Burma: Bangladesh and Burma have agreed to complete within two years the return of hundreds of thousands of Rohingya Muslims who fled an army crackdown last year in Burma. Statements from the Burma and Bangladesh foreign ministries said Bangladesh would set up five transit camps on its side of the border. Those camps would send Rohingyas to two reception centres in Burma. The repatriation process would start next Tuesday. Burma said it would build a transit camp that can house 30,000 returnees.
Australia: A record-breaking one million international passengers passed through Melbourne Airport in December, with growing demand from Chinese tourists helping to boost numbers. It's the first time the airport has cracked one million international passengers in a single month, surpassing the previous record of 977,938 in January 2017.
Nigeria: The army released 244 Boko Haram suspects who have denounced their membership in the deadly extremist group, Nigerian officials said. Those released included 118 adult males, 56 women, 19 teens and 51 children who had participated in a de-radicalisation programme.
Brazil: The World Health Organisation announced that it now considers all of Sao Paulo state at risk for yellow fever, recommending that all international visitors to the state be vaccinated. Since July 2017, 35 cases of yellow fever have been confirmed in Brazil, 20 of them in Sao Paulo state and three in Rio de Janeiro state, according to Health Ministry data. In all, 20 people have died. Yellow fever is spread by the same mosquito that transmits other tropical diseases, including Zika.
United States: A Detroit man who had lived in the US for nearly 30 years has been deported to Mexico.

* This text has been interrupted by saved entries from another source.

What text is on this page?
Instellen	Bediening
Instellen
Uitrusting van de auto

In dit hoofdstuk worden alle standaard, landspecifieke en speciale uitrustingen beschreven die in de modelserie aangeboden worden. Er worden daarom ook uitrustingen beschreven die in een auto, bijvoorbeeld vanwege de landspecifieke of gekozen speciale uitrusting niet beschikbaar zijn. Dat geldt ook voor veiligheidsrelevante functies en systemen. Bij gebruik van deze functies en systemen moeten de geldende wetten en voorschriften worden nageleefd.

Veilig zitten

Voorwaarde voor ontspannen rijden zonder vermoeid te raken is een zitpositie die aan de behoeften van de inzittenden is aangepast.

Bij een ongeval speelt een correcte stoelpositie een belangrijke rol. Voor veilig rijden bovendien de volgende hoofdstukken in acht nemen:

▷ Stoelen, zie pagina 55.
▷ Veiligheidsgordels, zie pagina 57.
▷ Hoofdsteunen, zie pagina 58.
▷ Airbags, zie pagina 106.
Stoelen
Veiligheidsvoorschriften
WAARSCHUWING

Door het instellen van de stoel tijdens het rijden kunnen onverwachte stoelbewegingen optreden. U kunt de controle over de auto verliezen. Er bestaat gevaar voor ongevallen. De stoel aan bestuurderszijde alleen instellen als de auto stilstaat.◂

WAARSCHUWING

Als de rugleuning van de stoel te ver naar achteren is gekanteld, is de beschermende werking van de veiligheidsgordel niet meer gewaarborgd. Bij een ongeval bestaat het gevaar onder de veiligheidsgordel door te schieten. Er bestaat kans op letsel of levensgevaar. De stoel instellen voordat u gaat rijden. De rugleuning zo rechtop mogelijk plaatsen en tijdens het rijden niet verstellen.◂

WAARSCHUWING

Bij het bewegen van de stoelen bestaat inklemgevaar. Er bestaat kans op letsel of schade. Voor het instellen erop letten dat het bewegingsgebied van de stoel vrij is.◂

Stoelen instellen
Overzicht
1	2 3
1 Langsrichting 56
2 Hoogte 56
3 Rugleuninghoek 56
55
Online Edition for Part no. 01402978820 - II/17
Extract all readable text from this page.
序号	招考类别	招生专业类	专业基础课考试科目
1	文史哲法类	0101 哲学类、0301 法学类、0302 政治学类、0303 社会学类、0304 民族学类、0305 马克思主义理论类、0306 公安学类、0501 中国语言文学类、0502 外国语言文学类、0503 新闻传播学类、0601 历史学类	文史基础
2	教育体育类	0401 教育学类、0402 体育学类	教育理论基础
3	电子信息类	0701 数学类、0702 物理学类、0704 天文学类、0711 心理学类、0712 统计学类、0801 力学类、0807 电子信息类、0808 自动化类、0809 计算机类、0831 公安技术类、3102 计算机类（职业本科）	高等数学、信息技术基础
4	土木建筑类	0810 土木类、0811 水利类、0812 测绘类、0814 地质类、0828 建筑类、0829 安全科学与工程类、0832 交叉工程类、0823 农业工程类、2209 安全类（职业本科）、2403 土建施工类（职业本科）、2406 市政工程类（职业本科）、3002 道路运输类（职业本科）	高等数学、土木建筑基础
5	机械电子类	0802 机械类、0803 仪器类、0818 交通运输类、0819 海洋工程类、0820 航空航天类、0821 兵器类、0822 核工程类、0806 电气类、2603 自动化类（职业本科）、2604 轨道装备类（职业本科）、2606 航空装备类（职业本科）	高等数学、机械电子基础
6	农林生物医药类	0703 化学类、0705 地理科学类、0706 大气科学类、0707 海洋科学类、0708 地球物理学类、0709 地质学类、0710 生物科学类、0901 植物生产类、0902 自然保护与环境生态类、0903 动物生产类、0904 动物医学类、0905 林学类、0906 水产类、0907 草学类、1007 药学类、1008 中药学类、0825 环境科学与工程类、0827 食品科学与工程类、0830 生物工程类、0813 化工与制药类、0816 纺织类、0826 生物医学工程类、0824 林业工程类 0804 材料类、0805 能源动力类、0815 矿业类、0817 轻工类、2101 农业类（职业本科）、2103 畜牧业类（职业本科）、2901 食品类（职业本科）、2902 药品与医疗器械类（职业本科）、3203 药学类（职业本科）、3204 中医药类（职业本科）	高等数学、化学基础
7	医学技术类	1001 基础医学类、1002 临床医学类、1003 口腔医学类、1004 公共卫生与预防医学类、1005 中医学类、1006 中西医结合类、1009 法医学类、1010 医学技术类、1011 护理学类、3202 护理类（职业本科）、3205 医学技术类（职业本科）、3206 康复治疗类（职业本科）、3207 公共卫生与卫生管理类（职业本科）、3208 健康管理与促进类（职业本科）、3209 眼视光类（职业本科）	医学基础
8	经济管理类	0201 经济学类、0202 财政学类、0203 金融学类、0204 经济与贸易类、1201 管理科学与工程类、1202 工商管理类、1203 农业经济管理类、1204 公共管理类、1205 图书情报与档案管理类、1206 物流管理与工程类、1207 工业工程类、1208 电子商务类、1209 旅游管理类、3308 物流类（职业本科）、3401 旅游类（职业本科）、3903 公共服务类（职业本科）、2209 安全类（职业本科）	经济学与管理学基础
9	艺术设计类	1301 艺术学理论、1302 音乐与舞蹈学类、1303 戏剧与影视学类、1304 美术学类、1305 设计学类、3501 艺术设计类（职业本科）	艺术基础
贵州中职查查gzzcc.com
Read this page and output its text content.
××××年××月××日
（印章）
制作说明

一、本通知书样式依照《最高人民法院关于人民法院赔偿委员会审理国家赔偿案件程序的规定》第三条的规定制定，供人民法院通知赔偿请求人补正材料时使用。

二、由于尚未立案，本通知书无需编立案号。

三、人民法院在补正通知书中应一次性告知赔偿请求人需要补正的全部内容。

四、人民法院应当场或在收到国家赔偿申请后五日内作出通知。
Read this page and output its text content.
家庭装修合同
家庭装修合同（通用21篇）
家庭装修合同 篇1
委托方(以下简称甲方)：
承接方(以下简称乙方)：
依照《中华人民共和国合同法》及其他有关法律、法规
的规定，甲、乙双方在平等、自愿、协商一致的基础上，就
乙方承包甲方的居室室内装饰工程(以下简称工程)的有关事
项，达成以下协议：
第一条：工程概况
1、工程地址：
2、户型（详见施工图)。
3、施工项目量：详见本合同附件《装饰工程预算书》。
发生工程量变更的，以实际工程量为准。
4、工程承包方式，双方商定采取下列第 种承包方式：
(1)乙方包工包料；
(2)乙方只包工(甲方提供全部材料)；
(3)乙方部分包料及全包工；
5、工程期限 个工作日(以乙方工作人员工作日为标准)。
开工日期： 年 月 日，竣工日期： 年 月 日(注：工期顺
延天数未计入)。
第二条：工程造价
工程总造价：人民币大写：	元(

Jorge Garcia came to the US with his family when he was 10. He has no criminal record, pays taxes and has long sought legal status, according to his family. The 39-year-old landscaper was deported and can't return to the US for a decade. Garcia had faced an order of removal from immigration courts since 2009, but had been granted stays of removal under the Obama Administration. Garcia learned in November that he'd been scheduled to be deported as part of the Trump Administration's immigration crackdown.
Russia: Even thermometers can't keep up with the plunging temperatures in Russia's remote Yakutia region, which hit -67C in some areas today. In Yakutia — a region of 1 million people about 5300km east of Moscow — school was cancelled and police ordered parents to keep their children inside. In the village of Oymyakon, one of the coldest inhabited places on earth, state-owned Russian television showed the mercury falling to the bottom of a thermometer that was only set up to measure down to -50C.
Yemen: Yemen's prime minister called on the Saudi-led coalition allied with his government to deposit US$1 billion in the central bank to save the local currency from "complete collapse". Ahmed Obeid bin Daghir called on the coalition to act "now, not tomorrow," and said saving the rial means "saving Yemenis from inevitable famine".
Venezuela: Officials confirmed today that Oscar Perez, a rebellious police officer who led a brazen helicopter attack in Caracas last year, was among those killed in a violent shootout with security forces yesterday in a small mountain community outside of the city.
Australia: A woman was forced to climb a cliff face about three storeys high to escape a sex creep at a beach near Victoria's Twelve Apostles. Police say the woman was sunbathing at Massacre Bay at Peterborough last Thursday afternoon when she saw the naked man, with a distinct horseshoe tattoo on his arm, performing a lewd act. The man began to approach her, forcing her to run away and climb up a cliff face.